From the PCA Position Paper "Report of the Ad-Interim Committee to Study the Biblical Basis of Church Union":
The basic principle that must be agreed to in the arrangements of any meaningful union will be the wholehearted submission to the Scriptures of the Old and New Testaments as the Word of God, with the understanding that the directives of that Word will be over-riding criterion guiding all of the actions of the body. There must be agreement as to the functions of the body. The primary function of the church is to worship. Worship involves the acknowledging of "the true God as God and worshipping and glorifying Him accordingly". This means worshipping only by such exercises as He has revealed in His Word.
The second criterion of the true unity of the body then, will manifest itself in confession. One of the blessed fruits of the Protestant Reformation is the profusion of confessions. Those who had come to understand the truth of the gospel wanted the world to understand what the Bible had to say. To that end they formulated concise statements of what they believed the Bible taught. Do we confess the same teaching? Do we witness to the same truth? "Can two walk together except they be agreed?" (Amos 3:3). We include those who by their history have demonstrated a genuine interest in and devotion to that understanding of the Scriptures that we call the Reformed Faith.
Here we have the teaching that visible church unity is ultimately based on our confession of the truth of the Word of God and whole-hearted submission to it, both of which God causes among his people by his Spirit. Thus the first criterion for measuring church unity is our "worshipping only by such exercises as He has revealed in His Word" (i.e. the Regulative Principle of Worship). The second is our confession of faith. Both are vitally connected.

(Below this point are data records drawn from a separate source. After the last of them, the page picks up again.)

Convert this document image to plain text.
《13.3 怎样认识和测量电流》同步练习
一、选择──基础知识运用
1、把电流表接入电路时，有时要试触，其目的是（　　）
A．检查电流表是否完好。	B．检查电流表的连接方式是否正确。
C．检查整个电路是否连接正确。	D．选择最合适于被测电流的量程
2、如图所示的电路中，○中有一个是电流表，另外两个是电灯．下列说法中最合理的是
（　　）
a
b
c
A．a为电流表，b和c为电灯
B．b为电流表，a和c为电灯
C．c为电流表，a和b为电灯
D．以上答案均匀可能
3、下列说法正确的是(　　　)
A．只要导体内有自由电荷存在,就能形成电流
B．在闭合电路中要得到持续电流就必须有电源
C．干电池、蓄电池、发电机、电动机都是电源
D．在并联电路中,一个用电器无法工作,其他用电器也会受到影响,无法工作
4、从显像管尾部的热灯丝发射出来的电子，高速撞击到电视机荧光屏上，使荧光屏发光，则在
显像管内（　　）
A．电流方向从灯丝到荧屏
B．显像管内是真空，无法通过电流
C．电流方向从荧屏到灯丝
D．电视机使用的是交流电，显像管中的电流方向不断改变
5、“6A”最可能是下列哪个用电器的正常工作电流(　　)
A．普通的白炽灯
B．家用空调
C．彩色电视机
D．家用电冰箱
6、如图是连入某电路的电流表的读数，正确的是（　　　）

Also, notice the perspective of this paper on why the Reformed Confessions were written. "Those who had come to understand the truth of the gospel wanted the world to understand what the Bible had to say." In other words, one reason for the existence of the confessions was that the truth of the gospel might be spread to the world. A robust confessionalism does not impede evangelism but rather serves it. Indeed to confess the faith once for all handed down is to evangelize.